Monday, December 07, 2009

12x12

When learning my multiplication tables the teachers tended to focus on 1x1 through 10x10. The textbooks liked to go up to 12x12. That always baffled me. It just seemed like a rather random number. Luckily, I was never tested on those extra numbers.

Sometime in the last few years I learned about some ancient cultures that counted not on their fingers, but on the bones in their fingers. So, using your thumb as a place holder you can count to 12 on one hand. If you use the other hand to count how many times you've counted the bones on your first hand then you can count clear to 144 on your fingers.

This makes clearer why we have values such as a gross (144 of something). Counting like that also shows why we have 60 seconds in a minute and 60 minutes in an hour (counting to 12 five times). There's 12 hours in the AM and the PM because that's what each hand would count.

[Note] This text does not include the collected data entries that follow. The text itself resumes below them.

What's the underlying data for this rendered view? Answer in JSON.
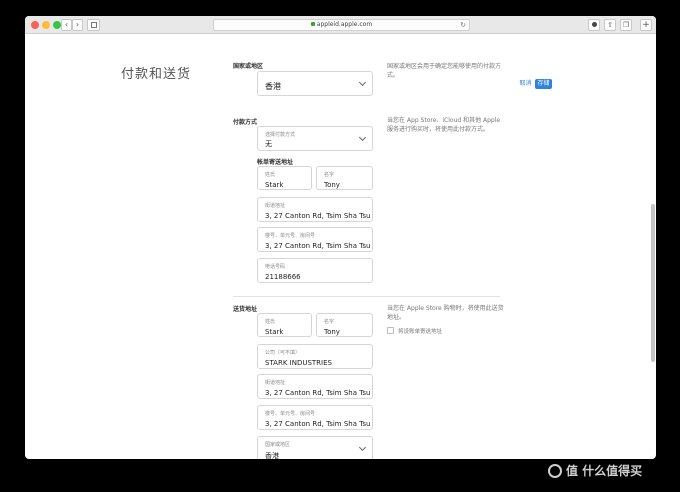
{
  "browser": {
    "url": "appleid.apple.com",
    "nav_back": "‹",
    "nav_forward": "›",
    "reload": "↻",
    "add_tab": "+"
  },
  "page": {
    "title": "付款和送货",
    "cancel_label": "取消",
    "save_label": "存储"
  },
  "region_section": {
    "label": "国家或地区",
    "value": "香港",
    "note": "国家或地区会用于确定您能够使用的付款方式。"
  },
  "payment_section": {
    "label": "付款方式",
    "select_caption": "选择付款方式",
    "select_value": "无",
    "note": "当您在 App Store、iCloud 和其他 Apple 服务进行购买时，将使用此付款方式。"
  },
  "billing_section": {
    "label": "帐单寄送地址",
    "last_name_caption": "姓氏",
    "last_name": "Stark",
    "first_name_caption": "名字",
    "first_name": "Tony",
    "street_caption": "街道地址",
    "street": "3, 27 Canton Rd, Tsim Sha Tsu",
    "unit_caption": "楼号、单元号、房间号",
    "unit": "3, 27 Canton Rd, Tsim Sha Tsu",
    "phone_caption": "电话号码",
    "phone": "21188666"
  },
  "shipping_section": {
    "label": "送货地址",
    "note": "当您在 Apple Store 购物时，将使用此送货地址。",
    "checkbox_label": "将设账单寄送地址",
    "last_name_caption": "姓氏",
    "last_name": "Stark",
    "first_name_caption": "名字",
    "first_name": "Tony",
    "company_caption": "公司（可不填）",
    "company": "STARK INDUSTRIES",
    "street_caption": "街道地址",
    "street": "3, 27 Canton Rd, Tsim Sha Tsu",
    "unit_caption": "楼号、单元号、房间号",
    "unit": "3, 27 Canton Rd, Tsim Sha Tsu",
    "country_caption": "国家或地区",
    "country": "香港"
  },
  "watermark": {
    "text": "值 什么值得买"
  },
  "colors": {
    "accent": "#2f82e0",
    "window_bg": "#ffffff",
    "outer_bg": "#000000"
  }
}
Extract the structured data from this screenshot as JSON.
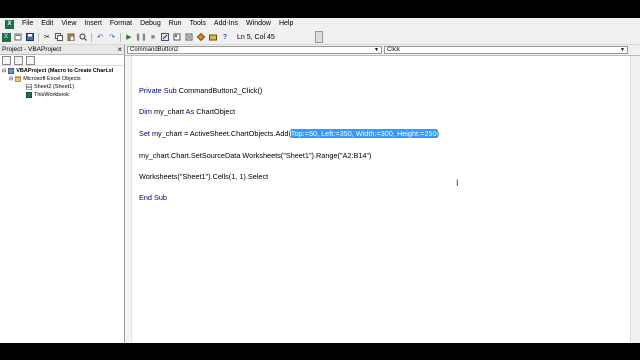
{
  "menubar": {
    "items": [
      "File",
      "Edit",
      "View",
      "Insert",
      "Format",
      "Debug",
      "Run",
      "Tools",
      "Add-Ins",
      "Window",
      "Help"
    ]
  },
  "toolbar": {
    "icons": [
      "excel-icon",
      "insert-icon",
      "save-icon",
      "cut-icon",
      "copy-icon",
      "paste-icon",
      "find-icon",
      "undo-icon",
      "redo-icon",
      "run-icon",
      "break-icon",
      "reset-icon",
      "design-mode-icon",
      "project-explorer-icon",
      "properties-icon",
      "object-browser-icon",
      "toolbox-icon",
      "help-icon"
    ],
    "status": "Ln 5, Col 45"
  },
  "project": {
    "title": "Project - VBAProject",
    "close": "×",
    "tree": [
      {
        "label": "VBAProject (Macro to Create Chart.xl",
        "icon": "vba-project-icon"
      },
      {
        "label": "Microsoft Excel Objects",
        "icon": "folder-icon"
      },
      {
        "label": "Sheet2 (Sheet1)",
        "icon": "sheet-icon"
      },
      {
        "label": "ThisWorkbook",
        "icon": "workbook-icon"
      }
    ]
  },
  "editor": {
    "object_combo": "CommandButton2",
    "proc_combo": "Click",
    "lines": {
      "l1_kw": "Private Sub",
      "l1_rest": " CommandButton2_Click()",
      "l2_kw": "Dim",
      "l2_mid": " my_chart ",
      "l2_kw2": "As",
      "l2_rest": " ChartObject",
      "l3_kw": "Set",
      "l3_rest": " my_chart = ActiveSheet.ChartObjects.Add(",
      "l3_sel": "Top:=50, Left:=350, Width:=300, Height:=250",
      "l3_end": ")",
      "l4": "my_chart.Chart.SetSourceData Worksheets(\"Sheet1\").Range(\"A2:B14\")",
      "l5": "Worksheets(\"Sheet1\").Cells(1, 1).Select",
      "l6_kw": "End Sub"
    },
    "cursor": "I"
  },
  "colors": {
    "keyword": "#00008b",
    "selection": "#3399ff"
  }
}
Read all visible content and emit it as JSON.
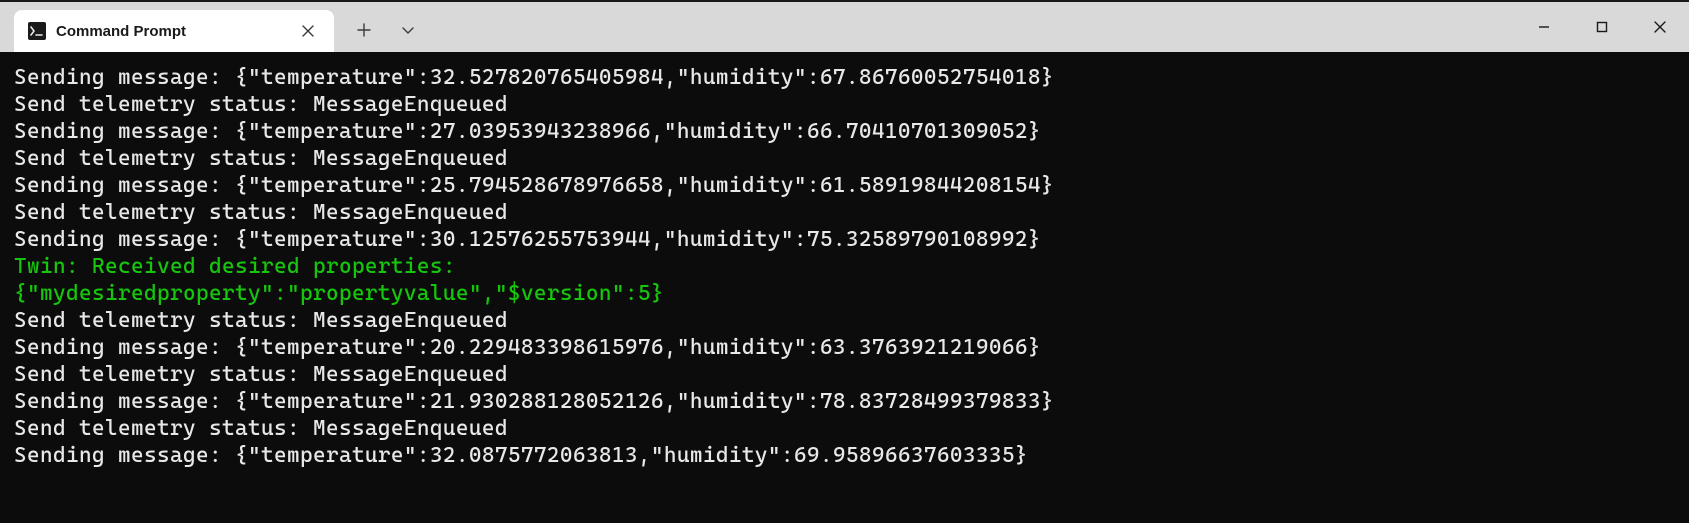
{
  "tab": {
    "title": "Command Prompt"
  },
  "lines": [
    {
      "text": "Sending message: {\"temperature\":32.527820765405984,\"humidity\":67.86760052754018}",
      "cls": ""
    },
    {
      "text": "Send telemetry status: MessageEnqueued",
      "cls": ""
    },
    {
      "text": "Sending message: {\"temperature\":27.03953943238966,\"humidity\":66.70410701309052}",
      "cls": ""
    },
    {
      "text": "Send telemetry status: MessageEnqueued",
      "cls": ""
    },
    {
      "text": "Sending message: {\"temperature\":25.794528678976658,\"humidity\":61.58919844208154}",
      "cls": ""
    },
    {
      "text": "Send telemetry status: MessageEnqueued",
      "cls": ""
    },
    {
      "text": "Sending message: {\"temperature\":30.12576255753944,\"humidity\":75.32589790108992}",
      "cls": ""
    },
    {
      "text": "Twin: Received desired properties:",
      "cls": "green"
    },
    {
      "text": "{\"mydesiredproperty\":\"propertyvalue\",\"$version\":5}",
      "cls": "green"
    },
    {
      "text": "Send telemetry status: MessageEnqueued",
      "cls": ""
    },
    {
      "text": "Sending message: {\"temperature\":20.229483398615976,\"humidity\":63.3763921219066}",
      "cls": ""
    },
    {
      "text": "Send telemetry status: MessageEnqueued",
      "cls": ""
    },
    {
      "text": "Sending message: {\"temperature\":21.930288128052126,\"humidity\":78.83728499379833}",
      "cls": ""
    },
    {
      "text": "Send telemetry status: MessageEnqueued",
      "cls": ""
    },
    {
      "text": "Sending message: {\"temperature\":32.0875772063813,\"humidity\":69.95896637603335}",
      "cls": ""
    }
  ]
}
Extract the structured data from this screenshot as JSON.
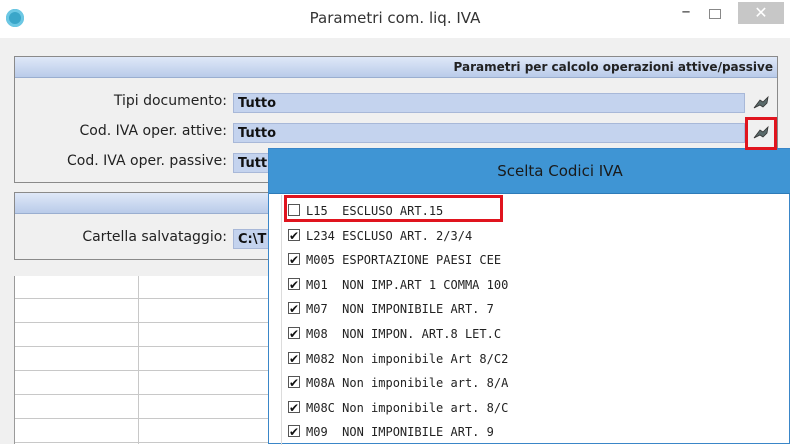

Using this line of thinking we can quickly work out multiples of 3 on individual fingers, 4s on rows coming up from the hand, 5s by regular counting, 6s if you hold your hand like Vulcans.

And why do I still concern myself with counting on my fingers? I never bothered to learn my multiplication tables. Most I have down pat. But, there's a hole. 6x7, 6x8, 7x7, 7x8, and 8x8 just never stuck in my head. Everything else I could figure fast enough that I never needed to learn them.

Plus, I did a stint where I taught math. This stuff would have been helpful back then.

2 comments:

lacochran said...

It's nice to hear someone else admit to a times table hole.

BrianAlt said...

8x8 and 7x7 is easy, but 7x8 and 6x7 is a hole for sure.

Studying the multiplication tables with my kids I've learned that this is actually the norm. Everyone has problems with the 7x table and the 8x table.